The study observed that both leaders and workers are optimistic about the potential of AI on business results, and on work experiences.

Accenture observed that 72 per cent of the 1,200 senior executives surveyed, said intelligent technology will be critical to their organisation’s market differentiation and 61 per cent think the share of roles requiring collaboration with AI will rise in the next three years.  More than two thirds (69 per cent) of the 14,000 workers surveyed said it is important to develop skills to work with intelligent machines.

Despite this, the report observed a disconnect between workers’ embrace of AI, and their employers’ efforts to prepare workers puts potential growth at risk. While a majority (54 per cent) of business leaders said human-machine collaboration is important to their strategic priorities, only three per cent say their organisation plans to significantly increase its investment in re-skilling their workers in the next three years.

Group Chief Executive, Accenture Strategy, Mark Knickrehm, said to achieve higher rates of growth in the age of AI, companies need to invest more in equipping their people to work with machines in new ways. “Increasingly, businesses will be judged on their commitment to what we call Applied Intelligence – the ability to rapidly implement intelligent technology and human ingenuity across all parts of their core business to secure this growth.”

The research suggested that there is a strong foundation on which to boost AI skills investment. 63 per cent of senior executives think that their company will create net job gains in the next three years through AI. Meanwhile, the majority of workers (62 per cent) believe AI will have a positive impact on their work.

The report showed how pioneers are using human-machine collaboration not just to improve efficiencies, but to drive growth through new customer experiences.
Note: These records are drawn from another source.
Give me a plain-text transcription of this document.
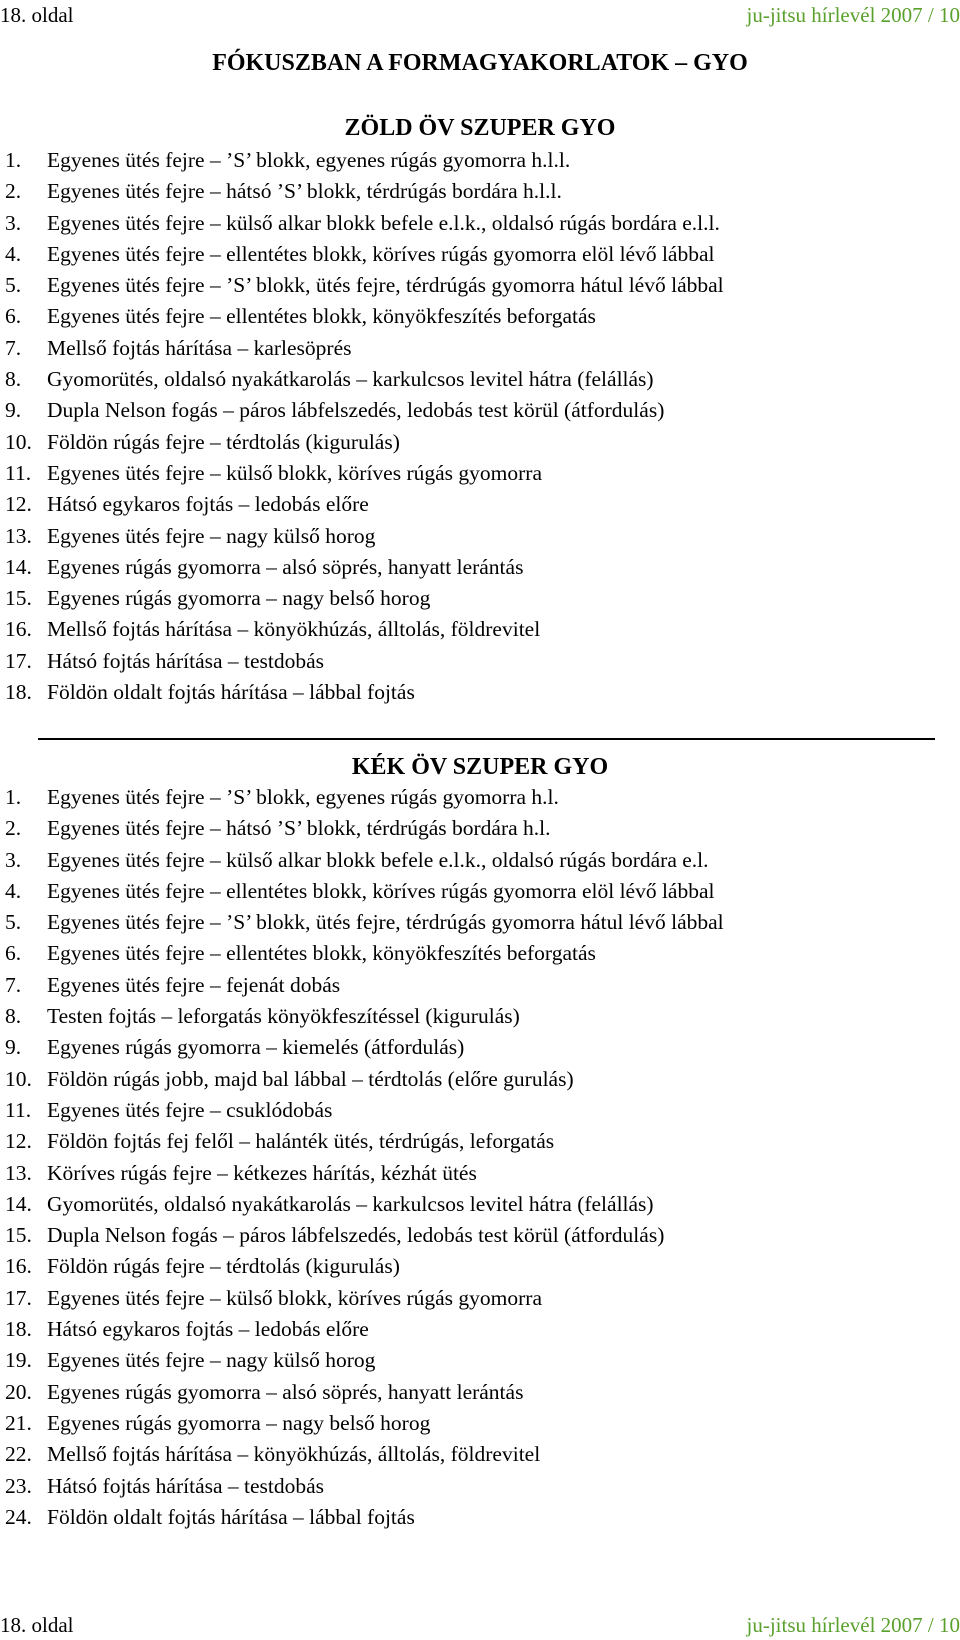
18. oldal	ju-jitsu hírlevél 2007 / 10
FÓKUSZBAN A FORMAGYAKORLATOK – GYO
ZÖLD ÖV SZUPER GYO
1. Egyenes ütés fejre – ’S’ blokk, egyenes rúgás gyomorra h.l.l.
2. Egyenes ütés fejre – hátsó ’S’ blokk, térdrúgás bordára h.l.l.
3. Egyenes ütés fejre – külső alkar blokk befele e.l.k., oldalsó rúgás bordára e.l.l.
4. Egyenes ütés fejre – ellentétes blokk, köríves rúgás gyomorra elöl lévő lábbal
5. Egyenes ütés fejre – ’S’ blokk, ütés fejre, térdrúgás gyomorra hátul lévő lábbal
6. Egyenes ütés fejre – ellentétes blokk, könyökfeszítés beforgatás
7. Mellső fojtás hárítása – karlesöprés
8. Gyomorütés, oldalsó nyakátkarolás – karkulcsos levitel hátra (felállás)
9. Dupla Nelson fogás – páros lábfelszedés, ledobás test körül (átfordulás)
10. Földön rúgás fejre – térdtolás (kigurulás)
11. Egyenes ütés fejre – külső blokk, köríves rúgás gyomorra
12. Hátsó egykaros fojtás – ledobás előre
13. Egyenes ütés fejre – nagy külső horog
14. Egyenes rúgás gyomorra – alsó söprés, hanyatt lerántás
15. Egyenes rúgás gyomorra – nagy belső horog
16. Mellső fojtás hárítása – könyökhúzás, álltolás, földrevitel
17. Hátsó fojtás hárítása – testdobás
18. Földön oldalt fojtás hárítása – lábbal fojtás
KÉK ÖV SZUPER GYO
1. Egyenes ütés fejre – ’S’ blokk, egyenes rúgás gyomorra h.l.
2. Egyenes ütés fejre – hátsó ’S’ blokk, térdrúgás bordára h.l.
3. Egyenes ütés fejre – külső alkar blokk befele e.l.k., oldalsó rúgás bordára e.l.
4. Egyenes ütés fejre – ellentétes blokk, köríves rúgás gyomorra elöl lévő lábbal
5. Egyenes ütés fejre – ’S’ blokk, ütés fejre, térdrúgás gyomorra hátul lévő lábbal
6. Egyenes ütés fejre – ellentétes blokk, könyökfeszítés beforgatás
7. Egyenes ütés fejre – fejenát dobás
8. Testen fojtás – leforgatás könyökfeszítéssel (kigurulás)
9. Egyenes rúgás gyomorra – kiemelés (átfordulás)
10. Földön rúgás jobb, majd bal lábbal – térdtolás (előre gurulás)
11. Egyenes ütés fejre – csuklódobás
12. Földön fojtás fej felől – halánték ütés, térdrúgás, leforgatás
13. Köríves rúgás fejre – kétkezes hárítás, kézhát ütés
14. Gyomorütés, oldalsó nyakátkarolás – karkulcsos levitel hátra (felállás)
15. Dupla Nelson fogás – páros lábfelszedés, ledobás test körül (átfordulás)
16. Földön rúgás fejre – térdtolás (kigurulás)
17. Egyenes ütés fejre – külső blokk, köríves rúgás gyomorra
18. Hátsó egykaros fojtás – ledobás előre
19. Egyenes ütés fejre – nagy külső horog
20. Egyenes rúgás gyomorra – alsó söprés, hanyatt lerántás
21. Egyenes rúgás gyomorra – nagy belső horog
22. Mellső fojtás hárítása – könyökhúzás, álltolás, földrevitel
23. Hátsó fojtás hárítása – testdobás
24. Földön oldalt fojtás hárítása – lábbal fojtás
18. oldal	ju-jitsu hírlevél 2007 / 10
An online clothing retailer’s AI helps its stylists learn more about customers’ preferences so that they can offer a unique and highly personalised service. And a sports shoe brand set a new bar in customisation and speed-to-market by aligning highly skilled tailors and process engineers with intelligent robots to design and manufacture in local markets.

Chief Leadership and Human Resources Officer, Ellyn Shook, urged business leaders to take immediate steps to pivot their workforce to enter an entirely new world where human ingenuity meets intelligent technology to unlock new forms of growth. “Workers are impatient to collaborate with AI, giving leaders the opportunity to demonstrate true Applied Intelligence within their organization.”

To help leaders shape the future workforce in the age of AI, Accenture makes the following recommendations: reimagine work by reconfiguring it from the bottom up (assess tasks, not jobs; then allocate tasks to machines and people, balancing the need to automate work and to elevate people’s capabilities.

Secondly, there is need to pivot the workforce to areas that unlock new forms of value. Here, there is need to go beyond process efficiencies and prepare the workforce to create new customer experiences.

Thirdly, CEOs must scale up ‘New Skilling.’ Here, there is need to measure the workforce’s level of skills and willingness to learn to work with AI. Using digital platforms, target programs at these different segments of the workforce and personalize them to improve new skills adoption.

Accenture claimed it has developed a ‘new skilling’ framework based on a progression of skill level and using a suite of innovative digital learning methods that maximizes training investment at speed and scale.